- 1/3 cup orange marmalade
- 1 jalapeno pepper, seeded and finely chopped
- 2 tablespoons lime juice
- 1 teaspoon grated fresh gingerroot
- 4 bone-in pork loin chops (8 ounces each)
- 4 teaspoons minced fresh cilantro
- Lime wedges
- For glaze, in a small saucepan, combine marmalade, jalapeno, lime juice and ginger; cook and stir over medium heat 4-6 minutes or until marmalade is melted.
- Moisten a paper towel with cooking oil; using long-handled tongs, rub on grill rack to coat lightly.
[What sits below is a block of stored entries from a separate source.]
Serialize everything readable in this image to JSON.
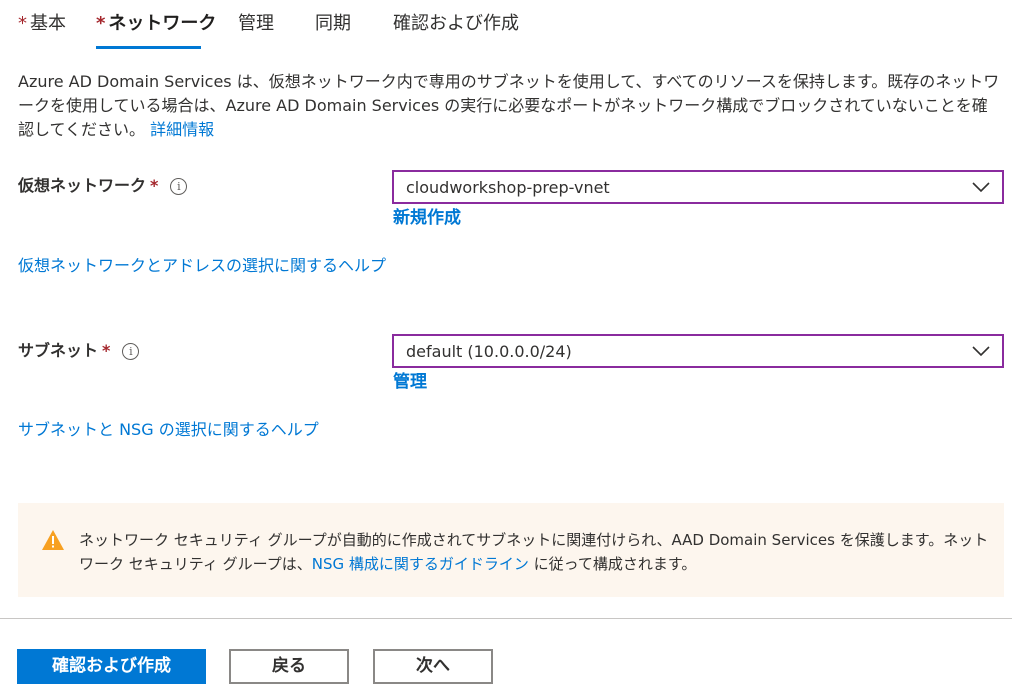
{
  "tabs": [
    {
      "label": "基本",
      "required": "*"
    },
    {
      "label": "ネットワーク",
      "required": "*"
    },
    {
      "label": "管理"
    },
    {
      "label": "同期"
    },
    {
      "label": "確認および作成"
    }
  ],
  "intro": {
    "text": "Azure AD Domain Services は、仮想ネットワーク内で専用のサブネットを使用して、すべてのリソースを保持します。既存のネットワークを使用している場合は、Azure AD Domain Services の実行に必要なポートがネットワーク構成でブロックされていないことを確認してください。",
    "link": "詳細情報"
  },
  "vnet": {
    "label": "仮想ネットワーク",
    "required": "*",
    "info": "i",
    "value": "cloudworkshop-prep-vnet",
    "action": "新規作成",
    "help": "仮想ネットワークとアドレスの選択に関するヘルプ"
  },
  "subnet": {
    "label": "サブネット",
    "required": "*",
    "info": "i",
    "value": "default (10.0.0.0/24)",
    "action": "管理",
    "help": "サブネットと NSG の選択に関するヘルプ"
  },
  "notice": {
    "icon": "warning-icon",
    "text_before": "ネットワーク セキュリティ グループが自動的に作成されてサブネットに関連付けられ、AAD Domain Services を保護します。ネットワーク セキュリティ グループは、",
    "link": "NSG 構成に関するガイドライン",
    "text_after": " に従って構成されます。",
    "background": "#fdf6ee",
    "icon_color": "#f7a021"
  },
  "footer": {
    "primary": "確認および作成",
    "back": "戻る",
    "next": "次へ"
  },
  "colors": {
    "accent": "#0078d4",
    "required": "#a4262c",
    "focus_border": "#8a2b9e"
  }
}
- Grill chops, covered, over medium heat or broil 4 in. from heat 6-8 minutes on each side or until a thermometer reads 145°, brushing with glaze during the last 5 minutes. Let stand 5 minutes. Sprinkle with cilantro; serve with lime wedges. Yield: 4 servings.
Light-Bodied White Wine
Enjoy this recipe with a light-bodied white wine such as Sauvignon Blanc or Pinot Grigio.
Reviews for Lime-Glazed Pork Chops
"I made these last night for dinner. I followed the recipe exactly with no changes. I did broil them and they did take longer than the recipe said to get the internal temp to 145*. I served with basmati rice and scalloped spinach. Will definitely make again. This glaze will be good on chicken thighs also!"
"A great combination of sweet and heat! I used about 1/2 a teaspoon of powdered ginger and a little bit of chopped candied ginger in place of the fresh gingerroot. The candied ginger bits gave an extra bit of sweetness to the dish and gave a little relief to the exceptionally spicy jalepeno that came from my garden! Other changes I made were using a little more than 1/3 cup of marmalade and boneless pork chops in place of bone-in.My husband really liked this dish which is saying something for a guy who generally dislikes sweet and savory/spicy! I'll be adding this to our list of favorite ways to make pork chops!"
"I really liked the flavor of the glaze, but I expected it to have more of punch. It was easy to make and nice way to dress up every day pork chops."
"Very good recipe and easy to make. The only thing I changed was using 1 tbsp of fresh ginger. I cooked them on the BBQ. Served with salad and Forbidden rice (also called black rice)."
"Nice flavor, thanks for the good recipe!"